Walter Benjamin und der Rundfunk

Walter Benjamin ließ sich von dem neuen Medium inspirieren, gestaltete zwischen 1927 und 1933 rund 80 Sendungen, las Buchbesprechungen, schrieb Hörspiele und didaktisch orientierte Hörmodelle, erdachte Kinder- und Jugendbeiträge (»Fachvorträge für Kinder«), erzählte von historischen Katastrophen und bearbeitete klassische Texte. Über seinen Freund Ernst Schoen, der unter anderem als Programmleiter beim Südwestdeutschen Rundfunk tätig war, knüpfte er 1925 erste Kontakte zum Rundfunk.

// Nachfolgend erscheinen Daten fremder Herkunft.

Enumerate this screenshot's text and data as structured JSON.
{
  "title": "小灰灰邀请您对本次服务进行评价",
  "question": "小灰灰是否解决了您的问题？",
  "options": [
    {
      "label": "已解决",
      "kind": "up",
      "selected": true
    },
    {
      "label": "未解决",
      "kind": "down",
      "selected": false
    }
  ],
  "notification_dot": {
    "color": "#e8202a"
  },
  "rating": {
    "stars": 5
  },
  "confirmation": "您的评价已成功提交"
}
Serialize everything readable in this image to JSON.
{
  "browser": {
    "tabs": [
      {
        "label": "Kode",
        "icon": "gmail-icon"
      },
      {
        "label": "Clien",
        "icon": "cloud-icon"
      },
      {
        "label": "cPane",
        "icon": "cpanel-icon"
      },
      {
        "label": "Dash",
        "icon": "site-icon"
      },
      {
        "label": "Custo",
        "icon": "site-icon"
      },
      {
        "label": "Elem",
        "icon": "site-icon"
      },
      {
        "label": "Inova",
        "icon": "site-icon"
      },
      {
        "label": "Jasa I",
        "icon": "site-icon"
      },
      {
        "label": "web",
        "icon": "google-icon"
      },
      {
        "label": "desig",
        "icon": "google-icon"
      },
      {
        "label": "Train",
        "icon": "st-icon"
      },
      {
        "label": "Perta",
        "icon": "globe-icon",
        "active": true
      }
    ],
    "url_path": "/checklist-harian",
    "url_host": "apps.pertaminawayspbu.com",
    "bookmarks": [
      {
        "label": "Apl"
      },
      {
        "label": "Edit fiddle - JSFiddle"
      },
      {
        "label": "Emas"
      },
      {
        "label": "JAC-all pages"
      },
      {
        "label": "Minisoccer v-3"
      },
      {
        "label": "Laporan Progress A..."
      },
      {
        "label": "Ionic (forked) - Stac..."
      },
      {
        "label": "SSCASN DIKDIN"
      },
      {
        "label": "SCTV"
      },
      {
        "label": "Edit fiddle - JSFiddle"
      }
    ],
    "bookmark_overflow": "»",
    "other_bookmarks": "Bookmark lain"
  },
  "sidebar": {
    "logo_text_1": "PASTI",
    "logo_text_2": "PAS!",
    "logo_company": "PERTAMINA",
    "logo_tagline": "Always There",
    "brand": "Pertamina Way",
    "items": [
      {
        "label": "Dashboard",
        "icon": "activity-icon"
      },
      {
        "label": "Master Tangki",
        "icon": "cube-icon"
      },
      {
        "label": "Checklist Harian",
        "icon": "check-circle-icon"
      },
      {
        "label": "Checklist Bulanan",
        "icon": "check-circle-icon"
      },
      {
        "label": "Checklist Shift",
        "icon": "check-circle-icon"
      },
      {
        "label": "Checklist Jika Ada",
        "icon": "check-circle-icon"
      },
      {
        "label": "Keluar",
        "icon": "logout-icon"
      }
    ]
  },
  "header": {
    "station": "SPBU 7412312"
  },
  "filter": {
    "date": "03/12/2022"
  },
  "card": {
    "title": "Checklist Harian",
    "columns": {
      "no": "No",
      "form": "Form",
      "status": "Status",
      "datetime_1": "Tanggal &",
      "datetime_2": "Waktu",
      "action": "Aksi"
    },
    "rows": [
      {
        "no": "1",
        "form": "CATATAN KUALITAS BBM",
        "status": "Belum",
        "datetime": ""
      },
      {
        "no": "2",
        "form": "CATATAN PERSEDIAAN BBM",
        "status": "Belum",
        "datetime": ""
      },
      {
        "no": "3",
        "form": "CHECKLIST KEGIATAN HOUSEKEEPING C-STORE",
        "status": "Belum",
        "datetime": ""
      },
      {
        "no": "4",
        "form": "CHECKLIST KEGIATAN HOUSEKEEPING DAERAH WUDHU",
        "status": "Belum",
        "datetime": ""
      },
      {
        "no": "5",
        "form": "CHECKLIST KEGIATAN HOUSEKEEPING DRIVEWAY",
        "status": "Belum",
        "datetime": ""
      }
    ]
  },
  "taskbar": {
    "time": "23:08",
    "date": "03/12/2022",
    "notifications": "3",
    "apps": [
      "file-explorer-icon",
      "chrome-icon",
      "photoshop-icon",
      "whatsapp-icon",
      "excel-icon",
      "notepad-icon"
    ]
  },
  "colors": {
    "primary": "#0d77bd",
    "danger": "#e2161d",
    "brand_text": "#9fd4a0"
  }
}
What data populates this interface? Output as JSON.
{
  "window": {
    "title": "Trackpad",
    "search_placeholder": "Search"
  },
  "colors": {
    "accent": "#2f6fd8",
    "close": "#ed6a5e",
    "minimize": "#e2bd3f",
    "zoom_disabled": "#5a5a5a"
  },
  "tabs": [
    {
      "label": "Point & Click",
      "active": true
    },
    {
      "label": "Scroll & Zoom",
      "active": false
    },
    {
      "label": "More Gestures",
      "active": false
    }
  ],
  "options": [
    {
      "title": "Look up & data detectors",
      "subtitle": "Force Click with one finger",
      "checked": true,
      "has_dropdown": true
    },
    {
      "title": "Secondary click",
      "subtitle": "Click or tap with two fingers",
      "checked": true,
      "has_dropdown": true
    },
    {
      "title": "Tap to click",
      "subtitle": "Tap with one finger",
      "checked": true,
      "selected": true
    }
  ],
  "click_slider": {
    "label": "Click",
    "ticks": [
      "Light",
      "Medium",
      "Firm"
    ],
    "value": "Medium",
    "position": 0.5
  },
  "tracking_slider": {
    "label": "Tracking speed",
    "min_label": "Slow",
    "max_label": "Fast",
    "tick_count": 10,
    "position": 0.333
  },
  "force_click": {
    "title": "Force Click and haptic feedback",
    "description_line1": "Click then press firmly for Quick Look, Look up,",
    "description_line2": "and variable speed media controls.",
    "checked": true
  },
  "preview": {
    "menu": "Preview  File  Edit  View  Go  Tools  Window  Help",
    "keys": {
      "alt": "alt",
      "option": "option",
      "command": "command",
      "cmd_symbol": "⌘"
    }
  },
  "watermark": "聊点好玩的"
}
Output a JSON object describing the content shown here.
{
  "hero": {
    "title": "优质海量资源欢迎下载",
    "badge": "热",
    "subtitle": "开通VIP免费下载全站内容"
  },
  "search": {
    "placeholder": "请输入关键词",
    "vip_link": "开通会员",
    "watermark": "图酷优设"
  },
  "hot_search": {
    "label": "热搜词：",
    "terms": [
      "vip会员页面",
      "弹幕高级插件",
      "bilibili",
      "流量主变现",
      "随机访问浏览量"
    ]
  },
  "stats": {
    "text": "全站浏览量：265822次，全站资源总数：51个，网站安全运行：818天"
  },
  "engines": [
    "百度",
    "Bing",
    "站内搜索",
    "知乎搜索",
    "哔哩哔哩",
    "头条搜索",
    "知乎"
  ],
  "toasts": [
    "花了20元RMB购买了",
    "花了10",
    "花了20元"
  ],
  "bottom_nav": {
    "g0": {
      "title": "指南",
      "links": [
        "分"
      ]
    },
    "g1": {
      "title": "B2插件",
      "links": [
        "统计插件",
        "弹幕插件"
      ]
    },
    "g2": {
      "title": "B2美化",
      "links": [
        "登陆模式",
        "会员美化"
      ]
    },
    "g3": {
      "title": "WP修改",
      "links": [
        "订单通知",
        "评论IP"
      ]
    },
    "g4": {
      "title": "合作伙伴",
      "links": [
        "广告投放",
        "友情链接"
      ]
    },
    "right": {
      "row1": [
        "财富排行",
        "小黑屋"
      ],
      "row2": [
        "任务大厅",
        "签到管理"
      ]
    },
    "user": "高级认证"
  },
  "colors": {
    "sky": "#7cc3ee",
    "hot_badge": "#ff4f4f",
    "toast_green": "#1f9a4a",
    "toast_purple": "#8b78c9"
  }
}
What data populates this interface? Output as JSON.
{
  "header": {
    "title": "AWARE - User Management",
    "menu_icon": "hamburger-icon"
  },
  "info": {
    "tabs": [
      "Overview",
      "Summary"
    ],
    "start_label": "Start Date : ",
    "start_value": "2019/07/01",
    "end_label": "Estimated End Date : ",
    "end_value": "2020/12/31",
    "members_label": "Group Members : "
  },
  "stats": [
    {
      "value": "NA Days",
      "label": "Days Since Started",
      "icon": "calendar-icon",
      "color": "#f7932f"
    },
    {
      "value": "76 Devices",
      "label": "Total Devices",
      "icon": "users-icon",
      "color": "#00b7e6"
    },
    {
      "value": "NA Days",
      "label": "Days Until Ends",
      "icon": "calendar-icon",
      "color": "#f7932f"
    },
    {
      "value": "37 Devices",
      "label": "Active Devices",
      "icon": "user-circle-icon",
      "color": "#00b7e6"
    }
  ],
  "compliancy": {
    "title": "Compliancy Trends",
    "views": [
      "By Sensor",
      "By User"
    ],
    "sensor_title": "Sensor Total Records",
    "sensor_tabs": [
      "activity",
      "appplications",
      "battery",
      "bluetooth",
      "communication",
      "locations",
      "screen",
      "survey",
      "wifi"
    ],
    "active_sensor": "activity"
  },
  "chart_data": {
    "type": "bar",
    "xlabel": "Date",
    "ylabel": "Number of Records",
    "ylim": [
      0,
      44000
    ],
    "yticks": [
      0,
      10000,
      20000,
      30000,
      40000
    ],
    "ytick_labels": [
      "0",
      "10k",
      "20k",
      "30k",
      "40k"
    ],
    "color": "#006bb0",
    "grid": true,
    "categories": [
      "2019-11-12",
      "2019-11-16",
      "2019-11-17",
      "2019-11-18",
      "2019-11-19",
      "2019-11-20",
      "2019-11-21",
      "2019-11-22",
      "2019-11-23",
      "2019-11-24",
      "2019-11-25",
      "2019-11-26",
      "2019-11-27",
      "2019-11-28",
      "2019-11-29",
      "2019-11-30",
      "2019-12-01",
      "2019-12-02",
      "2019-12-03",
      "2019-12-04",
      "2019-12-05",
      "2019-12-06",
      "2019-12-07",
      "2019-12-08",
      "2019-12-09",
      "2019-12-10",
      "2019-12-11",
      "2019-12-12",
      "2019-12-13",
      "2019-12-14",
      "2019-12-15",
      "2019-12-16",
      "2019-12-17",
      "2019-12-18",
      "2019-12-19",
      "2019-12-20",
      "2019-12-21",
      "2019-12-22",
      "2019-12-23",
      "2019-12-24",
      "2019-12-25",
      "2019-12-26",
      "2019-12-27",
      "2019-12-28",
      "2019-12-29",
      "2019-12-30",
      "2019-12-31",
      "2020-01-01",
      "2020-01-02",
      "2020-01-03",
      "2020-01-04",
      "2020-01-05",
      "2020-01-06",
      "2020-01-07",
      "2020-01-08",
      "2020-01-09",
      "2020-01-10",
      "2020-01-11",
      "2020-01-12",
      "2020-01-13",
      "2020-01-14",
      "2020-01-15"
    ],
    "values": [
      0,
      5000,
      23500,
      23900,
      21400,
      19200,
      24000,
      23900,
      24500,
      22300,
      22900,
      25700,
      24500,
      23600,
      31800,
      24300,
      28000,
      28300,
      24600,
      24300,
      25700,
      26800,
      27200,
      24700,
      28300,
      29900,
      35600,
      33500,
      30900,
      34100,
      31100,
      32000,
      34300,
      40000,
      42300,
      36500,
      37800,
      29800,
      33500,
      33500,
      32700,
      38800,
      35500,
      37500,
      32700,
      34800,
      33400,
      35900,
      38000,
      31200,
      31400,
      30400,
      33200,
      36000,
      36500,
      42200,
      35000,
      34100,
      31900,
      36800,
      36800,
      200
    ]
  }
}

Band 9 der Kritischen Gesamtausgabe versammelt in zwei Teilbänden die heute bekannten und überlieferten Texte, »die Benjamin im medienspezifischen Zusammenhang für und über den Rundfunk schrieb.« Diese Texte spielten lange Zeit keine Rolle bei der Verbreitung von Benjamins Werk. Noch im Jahre 1992 begann Heinrich Kaulen seine »Überlegungen zu Walter Benjamins Rundfunkarbeiten« mit dem Satz: »Die Arbeiten ... gehören zu jenem Teil des Benjaminschen Œuvres, der von der Forschung bislang nur wenig beachtet worden ist, obwohl er von seinem Umfang her eigentlich nicht zu übersehen sein dürfte ...«

Bei den Rundfunkarbeiten, so Kaulen, handele es sich um die Schriften, die Benjamin bei seiner Flucht vor den Nazis in seiner Pariser Wohnung zurücklassen musste, und die nur durch Zufall vor der Vernichtung gerettet werden konnten. Viele Texte wurden so erst sehr spät veröffentlicht und erhielten nicht die Aufmerksamkeit seiner philosophischen und literaturtheoretischen Arbeiten. Wenig Beachtung fanden die Arbeiten zunächst auch deshalb, weil sie eben primär für das Radio und nicht für eine Buchveröffentlichung bestimmt waren. Hinzu kommt, dass Benjamin selbst eine reservierte Haltung gegenüber einigen seiner Rundfunkarbeiten hatte.

Hörspiele

Die Edition insgesamt dekonstruiert Benjamins Bedenken bezüglich seiner Rundfunkarbeiten, die er gegenüber Scholem einmal als »Brotarbeit« titulierte. Bereits der erste Text besticht nicht allein durch seinen unnachahmlichen Sprachduktus, sondern ebenso durch die Idee, Hoch- und Volkskultur im Übergang vom 18. ins 19. Jahrhundert im Spiegel der eigenen Gegenwart kritisch aufeinander zu beziehen und Volkstümlichkeit und Wissenschaft, Räubergeschichte und Aufklärung miteinander zu verquicken: Das Hörspiel »Was die Deutschen lasen, während ihre Klassiker schrieben« will so dem Massenpublikum, das keine Maßstäbe für sein Urteil mehr zur Verfügung, und keine Sprache für seine Empfindungen hat, etwas entgegensetzen und die Hörer (einschließlich der Kinder) als Sachverständige auf seine Seite ziehen (533).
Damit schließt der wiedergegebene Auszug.